Wednesday, June 22, 2011


Advances in software technology has increased the ease of making designs, particularly with layers. I have been watching old episodes of Buffy the Vampire Slayer. The dvd menu is a bit of a layered jumble of faces, patterns, textures, and effects.

Initially when software enabled layering and the ability to add effects of transparency led to some caotic designs. It was popular for a time. Layers are still used in most designs, but busy layers have transformed to more subtle variations.

Layers are a great tool for adding depth and interest in a design. Layers can be complicated to manage in a design so it is important to keep your layers organized from the beginning. The layers palette in adobe products can be useful to manage your layers by locking or making certain layers invisible.

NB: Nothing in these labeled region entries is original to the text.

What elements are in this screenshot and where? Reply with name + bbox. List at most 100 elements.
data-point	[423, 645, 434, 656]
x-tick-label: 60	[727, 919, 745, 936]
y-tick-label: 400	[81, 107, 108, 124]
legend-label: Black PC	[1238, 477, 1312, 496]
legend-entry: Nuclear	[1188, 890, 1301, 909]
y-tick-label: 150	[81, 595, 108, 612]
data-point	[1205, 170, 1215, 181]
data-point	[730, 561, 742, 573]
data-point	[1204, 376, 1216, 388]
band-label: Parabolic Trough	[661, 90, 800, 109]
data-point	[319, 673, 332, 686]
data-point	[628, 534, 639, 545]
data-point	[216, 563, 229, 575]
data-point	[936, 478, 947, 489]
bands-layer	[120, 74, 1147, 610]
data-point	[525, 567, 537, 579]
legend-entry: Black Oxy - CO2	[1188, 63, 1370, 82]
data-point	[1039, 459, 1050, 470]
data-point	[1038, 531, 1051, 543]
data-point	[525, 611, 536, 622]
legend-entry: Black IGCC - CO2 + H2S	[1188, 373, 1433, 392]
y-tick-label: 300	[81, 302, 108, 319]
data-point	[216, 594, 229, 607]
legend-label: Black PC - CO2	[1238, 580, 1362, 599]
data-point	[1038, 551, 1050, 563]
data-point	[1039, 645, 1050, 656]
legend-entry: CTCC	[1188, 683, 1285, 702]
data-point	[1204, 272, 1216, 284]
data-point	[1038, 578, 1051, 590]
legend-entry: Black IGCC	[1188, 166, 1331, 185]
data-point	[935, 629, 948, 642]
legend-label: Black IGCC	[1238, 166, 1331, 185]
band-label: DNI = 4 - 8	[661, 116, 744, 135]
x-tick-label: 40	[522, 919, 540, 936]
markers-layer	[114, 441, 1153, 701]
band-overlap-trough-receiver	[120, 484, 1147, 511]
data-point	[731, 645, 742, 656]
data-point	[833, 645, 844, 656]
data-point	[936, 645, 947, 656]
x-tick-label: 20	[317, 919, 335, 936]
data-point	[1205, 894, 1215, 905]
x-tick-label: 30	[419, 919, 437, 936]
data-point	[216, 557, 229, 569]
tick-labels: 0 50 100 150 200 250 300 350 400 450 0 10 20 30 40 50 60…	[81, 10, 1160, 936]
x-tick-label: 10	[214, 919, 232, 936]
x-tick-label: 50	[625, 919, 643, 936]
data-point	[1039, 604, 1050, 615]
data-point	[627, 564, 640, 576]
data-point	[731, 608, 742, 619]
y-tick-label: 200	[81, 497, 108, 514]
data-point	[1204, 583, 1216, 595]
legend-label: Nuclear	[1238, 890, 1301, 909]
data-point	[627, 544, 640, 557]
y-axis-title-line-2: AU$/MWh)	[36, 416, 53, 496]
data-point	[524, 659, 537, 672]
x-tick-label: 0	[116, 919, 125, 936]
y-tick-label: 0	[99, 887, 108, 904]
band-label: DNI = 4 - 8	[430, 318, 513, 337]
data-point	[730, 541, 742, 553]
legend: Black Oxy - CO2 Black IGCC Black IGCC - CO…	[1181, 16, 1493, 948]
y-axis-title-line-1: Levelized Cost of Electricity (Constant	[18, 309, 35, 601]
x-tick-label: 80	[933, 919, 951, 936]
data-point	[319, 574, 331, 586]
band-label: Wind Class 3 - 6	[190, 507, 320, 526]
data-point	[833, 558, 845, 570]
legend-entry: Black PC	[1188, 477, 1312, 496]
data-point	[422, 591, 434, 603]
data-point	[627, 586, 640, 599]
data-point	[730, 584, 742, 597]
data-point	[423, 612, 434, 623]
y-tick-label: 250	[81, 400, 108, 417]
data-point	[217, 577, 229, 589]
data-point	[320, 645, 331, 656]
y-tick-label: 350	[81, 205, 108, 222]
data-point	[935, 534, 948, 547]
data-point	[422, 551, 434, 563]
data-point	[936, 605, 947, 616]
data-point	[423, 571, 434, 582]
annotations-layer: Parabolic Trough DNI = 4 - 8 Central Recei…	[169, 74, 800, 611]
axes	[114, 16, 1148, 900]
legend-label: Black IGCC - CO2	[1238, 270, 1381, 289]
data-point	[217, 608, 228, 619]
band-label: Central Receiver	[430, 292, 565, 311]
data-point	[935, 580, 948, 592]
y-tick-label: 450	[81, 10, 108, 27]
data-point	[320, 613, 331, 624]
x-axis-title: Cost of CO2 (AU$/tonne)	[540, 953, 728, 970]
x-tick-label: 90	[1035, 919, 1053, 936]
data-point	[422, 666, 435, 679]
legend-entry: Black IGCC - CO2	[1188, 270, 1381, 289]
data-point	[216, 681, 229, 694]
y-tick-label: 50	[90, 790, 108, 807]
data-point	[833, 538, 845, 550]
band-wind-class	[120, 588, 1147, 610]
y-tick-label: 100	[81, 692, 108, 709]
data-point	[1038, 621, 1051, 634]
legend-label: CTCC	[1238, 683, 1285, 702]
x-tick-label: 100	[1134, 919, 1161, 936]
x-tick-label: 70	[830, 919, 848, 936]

The above is photos I took of my tv and opening sequences to puffy. There are layers of faces, backdrops, texts, shapes, and lighting effects. I would say this was common for designs from late 90s early 2000s, but now layers and textures mean this:

The top image is an Adobe ad for CS5 by Philippe Intraligi and you can check out his work on the behance network. The second is Mad men. Using layer to create perspective and a more true sense of depth (rather than the Buffy layer of images). And although the Adobe ad is very busy and colorful it still makes sense and organization which is missing from the Buffy screen shots.

There are a lot of things you can do with layers, and the best thing is to have some fun and experiment.